Despite successive losses, Ista is still a well-managed company. The continued losses are predominantly because of its debt. If this issue is resolved in the future, then its financial data will look much better. In addition, Li Ka-Shing’s companies have spread across Europe and have strong footholds in U.K. businesses, including public utilities, real estate, railways, natural gas and electric companies. In addition, their stakes in public utilities in Australia has also been taking shape. All these enterprises are highly relevant to the intelligent instrumentation business operated by Ista, which are expected to produce significant synergies. Looking at the Ista investment independently, 4.5 billion euros may seem like a large number, but considering the entire scope of Li Ka-Shing’s companies, the profit that comes with this investment is not comparable.

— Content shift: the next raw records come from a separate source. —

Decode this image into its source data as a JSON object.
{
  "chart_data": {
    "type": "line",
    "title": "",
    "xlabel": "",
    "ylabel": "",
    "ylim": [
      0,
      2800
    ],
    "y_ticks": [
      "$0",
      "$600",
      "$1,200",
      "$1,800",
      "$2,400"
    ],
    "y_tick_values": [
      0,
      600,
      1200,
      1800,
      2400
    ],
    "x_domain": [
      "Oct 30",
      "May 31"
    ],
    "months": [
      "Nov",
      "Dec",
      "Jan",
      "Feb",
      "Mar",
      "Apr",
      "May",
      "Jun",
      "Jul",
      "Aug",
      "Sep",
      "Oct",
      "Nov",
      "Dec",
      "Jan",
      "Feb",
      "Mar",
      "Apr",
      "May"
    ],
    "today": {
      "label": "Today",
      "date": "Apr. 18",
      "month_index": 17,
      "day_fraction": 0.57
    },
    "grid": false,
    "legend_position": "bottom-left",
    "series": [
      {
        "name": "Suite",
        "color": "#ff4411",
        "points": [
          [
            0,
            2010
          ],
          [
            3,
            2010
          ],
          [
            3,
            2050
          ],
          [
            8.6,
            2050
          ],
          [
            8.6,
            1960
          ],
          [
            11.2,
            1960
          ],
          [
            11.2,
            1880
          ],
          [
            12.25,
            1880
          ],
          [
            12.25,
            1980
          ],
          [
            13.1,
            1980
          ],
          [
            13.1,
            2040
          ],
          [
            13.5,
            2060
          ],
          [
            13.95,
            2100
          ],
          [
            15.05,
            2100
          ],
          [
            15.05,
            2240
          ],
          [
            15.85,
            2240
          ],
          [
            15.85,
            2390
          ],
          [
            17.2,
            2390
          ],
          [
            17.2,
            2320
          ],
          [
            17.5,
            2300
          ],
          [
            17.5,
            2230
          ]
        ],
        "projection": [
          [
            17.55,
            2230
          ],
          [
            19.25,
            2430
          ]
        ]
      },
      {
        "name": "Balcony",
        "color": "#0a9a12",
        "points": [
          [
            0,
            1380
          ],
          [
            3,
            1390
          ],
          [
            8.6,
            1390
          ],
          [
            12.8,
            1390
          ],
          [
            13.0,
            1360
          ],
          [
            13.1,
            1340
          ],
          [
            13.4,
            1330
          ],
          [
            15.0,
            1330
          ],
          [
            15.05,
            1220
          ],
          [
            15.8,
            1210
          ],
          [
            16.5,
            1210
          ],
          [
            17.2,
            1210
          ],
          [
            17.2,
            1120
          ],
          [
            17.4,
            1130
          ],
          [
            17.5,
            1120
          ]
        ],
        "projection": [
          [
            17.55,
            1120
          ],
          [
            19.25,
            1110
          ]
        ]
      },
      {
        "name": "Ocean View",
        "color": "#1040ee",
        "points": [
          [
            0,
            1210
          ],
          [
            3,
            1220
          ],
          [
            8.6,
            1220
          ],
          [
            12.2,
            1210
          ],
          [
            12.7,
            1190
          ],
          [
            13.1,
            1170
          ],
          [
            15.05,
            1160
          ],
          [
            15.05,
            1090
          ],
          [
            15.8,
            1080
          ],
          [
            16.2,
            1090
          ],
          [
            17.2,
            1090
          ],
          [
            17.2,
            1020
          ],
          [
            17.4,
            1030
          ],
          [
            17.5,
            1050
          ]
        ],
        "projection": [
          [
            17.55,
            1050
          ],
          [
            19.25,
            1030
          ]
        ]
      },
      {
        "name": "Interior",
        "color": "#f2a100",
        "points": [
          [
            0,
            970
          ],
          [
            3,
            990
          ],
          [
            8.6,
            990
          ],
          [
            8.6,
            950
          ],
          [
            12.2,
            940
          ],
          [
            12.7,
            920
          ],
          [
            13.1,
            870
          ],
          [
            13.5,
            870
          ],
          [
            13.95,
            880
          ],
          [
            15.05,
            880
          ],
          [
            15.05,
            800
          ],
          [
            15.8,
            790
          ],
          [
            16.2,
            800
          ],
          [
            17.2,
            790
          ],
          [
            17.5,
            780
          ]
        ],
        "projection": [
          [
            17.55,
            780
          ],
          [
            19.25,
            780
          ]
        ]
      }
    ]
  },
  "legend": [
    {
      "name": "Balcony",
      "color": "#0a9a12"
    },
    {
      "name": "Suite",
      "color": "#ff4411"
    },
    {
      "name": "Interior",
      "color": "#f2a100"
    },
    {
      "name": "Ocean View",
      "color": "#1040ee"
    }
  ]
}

Overall, from Britain to other countries, the Li family has a surefire approach to overseas investments. Their investment industries are mainly in utilities, energy and other people’s livelihood-related areas. These industries will not be profiting, but are relatively stable.

It’s also worth mentioning that, after a lapse of only two years, the Li family once again bought land in Hong Kong. On August 9, 2018, Jianfeng Investment Limited, a subsidiary of CK Asset Holdings, won the tender of a property development contract for Phase III of the Wong Chuk Hang MTR Station in the Southern District of Hong Kong Island. While the amount of money was not disclosed, Hong Kong market analysts estimated that the value of the project is around HK $36 billion. Whether or not this indicates that the Li family will increase its future investments in Hong Kong is still unknown.